Un jour que je présentais des fleurs comme à l’ordinaire chez le marchand de fiquaa, il y avait dans un coin de la salle un vieillard auquel je ne prenais pas garde, et qui, voyant que je ne m’adressais point à lui, m’appela : « Mon ami, me dit-il, d’où vient que tu ne m’offres pas ta marchandise aussi bien qu’aux autres ? Ne me comptes-tu point parmi les honnêtes gens, ou t’imagines-tu que je n’ai rien dans ma bourse ? — Seigneur, lui répondis-je, je vous prie de m’excuser. Je ne vous voyais pas, je vous assure. Tout ce que j’ai est à votre service, et je ne vous demande rien. » En même temps je lui présentai ma corbeille. Il prit une pomme de senteur, et me dit de m’asseoir près de lui ; je m’assis. Il me fit mille questions ; il me demanda qui j’étais, et comment on me nommait. « Dispensez-moi, lui dis-je en soupirant, de contenter votre curiosité. Je ne puis la satisfaire sans rouvrir des blessures que le temps commence à fermer. » Ces paroles ou plutôt le ton dont je les prononçai, empêcha le vieillard de me presser là-dessus. Il changea de discours ; et, après un long entretien, s’étant levé pour s’en aller, il tira de sa bourse dix soquins d’or qu’il me remit entre les mains.

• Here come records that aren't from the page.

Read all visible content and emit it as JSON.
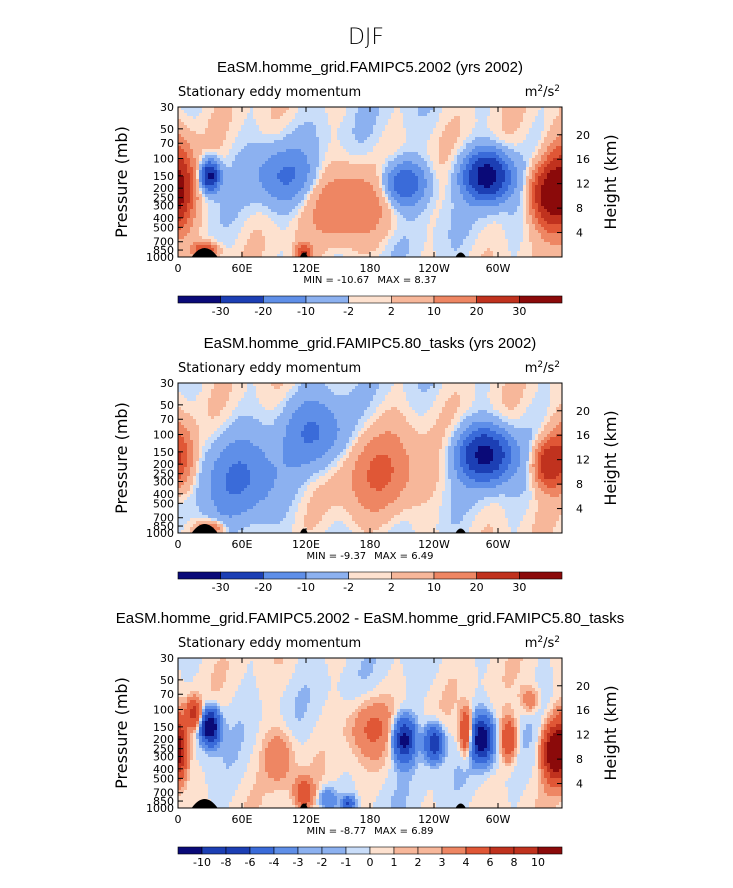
{
  "figure_title": "DJF",
  "colors": {
    "neg_scale": [
      "#0a0a78",
      "#1c3fb4",
      "#3a6bd9",
      "#5f8fe8",
      "#8cb1f0",
      "#c9ddf9"
    ],
    "pos_scale": [
      "#fde1cf",
      "#f7b79a",
      "#ee8663",
      "#e05736",
      "#c0321e",
      "#8b0a0a"
    ],
    "topography": "#000000"
  },
  "chart_data": [
    {
      "type": "heatmap",
      "id": "p1",
      "title": "EaSM.homme_grid.FAMIPC5.2002 (yrs 2002)",
      "left_label": "Stationary eddy momentum",
      "units_base": "m",
      "units_exp1": "2",
      "units_mid": "/s",
      "units_exp2": "2",
      "ylabel": "Pressure (mb)",
      "ylabel_right": "Height (km)",
      "x_ticks": [
        "0",
        "60E",
        "120E",
        "180",
        "120W",
        "60W"
      ],
      "y_ticks": [
        "30",
        "50",
        "70",
        "100",
        "150",
        "200",
        "250",
        "300",
        "400",
        "500",
        "700",
        "850",
        "1000"
      ],
      "y_right_ticks": [
        "20",
        "16",
        "12",
        "8",
        "4"
      ],
      "min_label": "MIN = ",
      "min_value": "-10.67",
      "max_label": "MAX = ",
      "max_value": "8.37",
      "colorbar_labels": [
        "-30",
        "-20",
        "-10",
        "-2",
        "2",
        "10",
        "20",
        "30"
      ],
      "features": [
        {
          "lon": 0,
          "p": 200,
          "value": 9,
          "wlon": 10,
          "wlogp": 0.28
        },
        {
          "lon": 30,
          "p": 150,
          "value": -9,
          "wlon": 6,
          "wlogp": 0.1
        },
        {
          "lon": 290,
          "p": 150,
          "value": -10,
          "wlon": 14,
          "wlogp": 0.16
        },
        {
          "lon": 212,
          "p": 180,
          "value": -5,
          "wlon": 14,
          "wlogp": 0.15
        },
        {
          "lon": 345,
          "p": 230,
          "value": 8,
          "wlon": 10,
          "wlogp": 0.2
        },
        {
          "lon": 100,
          "p": 150,
          "value": -3,
          "wlon": 20,
          "wlogp": 0.2
        },
        {
          "lon": 160,
          "p": 300,
          "value": 3,
          "wlon": 25,
          "wlogp": 0.25
        },
        {
          "lon": 25,
          "p": 850,
          "value": 5,
          "wlon": 8,
          "wlogp": 0.05
        },
        {
          "lon": 118,
          "p": 900,
          "value": 5,
          "wlon": 5,
          "wlogp": 0.06
        }
      ]
    },
    {
      "type": "heatmap",
      "id": "p2",
      "title": "EaSM.homme_grid.FAMIPC5.80_tasks (yrs 2002)",
      "left_label": "Stationary eddy momentum",
      "units_base": "m",
      "units_exp1": "2",
      "units_mid": "/s",
      "units_exp2": "2",
      "ylabel": "Pressure (mb)",
      "ylabel_right": "Height (km)",
      "x_ticks": [
        "0",
        "60E",
        "120E",
        "180",
        "120W",
        "60W"
      ],
      "y_ticks": [
        "30",
        "50",
        "70",
        "100",
        "150",
        "200",
        "250",
        "300",
        "400",
        "500",
        "700",
        "850",
        "1000"
      ],
      "y_right_ticks": [
        "20",
        "16",
        "12",
        "8",
        "4"
      ],
      "min_label": "MIN = ",
      "min_value": "-9.37",
      "max_label": "MAX = ",
      "max_value": "6.49",
      "colorbar_labels": [
        "-30",
        "-20",
        "-10",
        "-2",
        "2",
        "10",
        "20",
        "30"
      ],
      "features": [
        {
          "lon": 0,
          "p": 170,
          "value": 5,
          "wlon": 10,
          "wlogp": 0.22
        },
        {
          "lon": 288,
          "p": 160,
          "value": -9,
          "wlon": 16,
          "wlogp": 0.18
        },
        {
          "lon": 345,
          "p": 200,
          "value": 6,
          "wlon": 8,
          "wlogp": 0.15
        },
        {
          "lon": 60,
          "p": 300,
          "value": -3,
          "wlon": 25,
          "wlogp": 0.3
        },
        {
          "lon": 190,
          "p": 250,
          "value": 3,
          "wlon": 25,
          "wlogp": 0.3
        },
        {
          "lon": 130,
          "p": 100,
          "value": -3,
          "wlon": 20,
          "wlogp": 0.25
        },
        {
          "lon": 30,
          "p": 900,
          "value": 4,
          "wlon": 8,
          "wlogp": 0.05
        }
      ]
    },
    {
      "type": "heatmap",
      "id": "p3",
      "title": "EaSM.homme_grid.FAMIPC5.2002 - EaSM.homme_grid.FAMIPC5.80_tasks",
      "left_label": "Stationary eddy momentum",
      "units_base": "m",
      "units_exp1": "2",
      "units_mid": "/s",
      "units_exp2": "2",
      "ylabel": "Pressure (mb)",
      "ylabel_right": "Height (km)",
      "x_ticks": [
        "0",
        "60E",
        "120E",
        "180",
        "120W",
        "60W"
      ],
      "y_ticks": [
        "30",
        "50",
        "70",
        "100",
        "150",
        "200",
        "250",
        "300",
        "400",
        "500",
        "700",
        "850",
        "1000"
      ],
      "y_right_ticks": [
        "20",
        "16",
        "12",
        "8",
        "4"
      ],
      "min_label": "MIN = ",
      "min_value": "-8.77",
      "max_label": "MAX = ",
      "max_value": "6.89",
      "colorbar_labels": [
        "-10",
        "-8",
        "-6",
        "-4",
        "-3",
        "-2",
        "-1",
        "0",
        "1",
        "2",
        "3",
        "4",
        "6",
        "8",
        "10"
      ],
      "features": [
        {
          "lon": 0,
          "p": 250,
          "value": 7,
          "wlon": 6,
          "wlogp": 0.22
        },
        {
          "lon": 15,
          "p": 110,
          "value": 5,
          "wlon": 5,
          "wlogp": 0.1
        },
        {
          "lon": 30,
          "p": 150,
          "value": -9,
          "wlon": 6,
          "wlogp": 0.12
        },
        {
          "lon": 212,
          "p": 200,
          "value": -7,
          "wlon": 7,
          "wlogp": 0.15
        },
        {
          "lon": 240,
          "p": 220,
          "value": -6,
          "wlon": 6,
          "wlogp": 0.12
        },
        {
          "lon": 270,
          "p": 170,
          "value": 5,
          "wlon": 4,
          "wlogp": 0.15
        },
        {
          "lon": 285,
          "p": 200,
          "value": -8,
          "wlon": 7,
          "wlogp": 0.15
        },
        {
          "lon": 310,
          "p": 200,
          "value": 4,
          "wlon": 5,
          "wlogp": 0.15
        },
        {
          "lon": 350,
          "p": 270,
          "value": 7,
          "wlon": 6,
          "wlogp": 0.18
        },
        {
          "lon": 95,
          "p": 300,
          "value": 2,
          "wlon": 10,
          "wlogp": 0.2
        },
        {
          "lon": 118,
          "p": 700,
          "value": 3,
          "wlon": 6,
          "wlogp": 0.1
        },
        {
          "lon": 140,
          "p": 800,
          "value": -2,
          "wlon": 6,
          "wlogp": 0.08
        },
        {
          "lon": 160,
          "p": 900,
          "value": -4,
          "wlon": 4,
          "wlogp": 0.05
        },
        {
          "lon": 180,
          "p": 150,
          "value": 2,
          "wlon": 15,
          "wlogp": 0.2
        },
        {
          "lon": 330,
          "p": 80,
          "value": 2,
          "wlon": 6,
          "wlogp": 0.1
        }
      ]
    }
  ]
}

Je fus fort surpris de cette libéralité. Les plus considérables seigneurs à qui j’avais coutume de présenter ma corbeille ne me donnaient pas même un sequin, et je ne savais ce que je devais penser de cet homme-là. Je retournai le lendemain chez le marchand de fiquaa, et j’y trouvai encore mon vieillard. Il ne fut pas ce jour-là des derniers à s’attirer mon attention. Je m’adressai d’abord à lui ; il prit un peu de baume, et m’ayant encore fait asseoir auprès de lui, il me pressa si vivement de lui raconter mon histoire que je pus m’en défendre.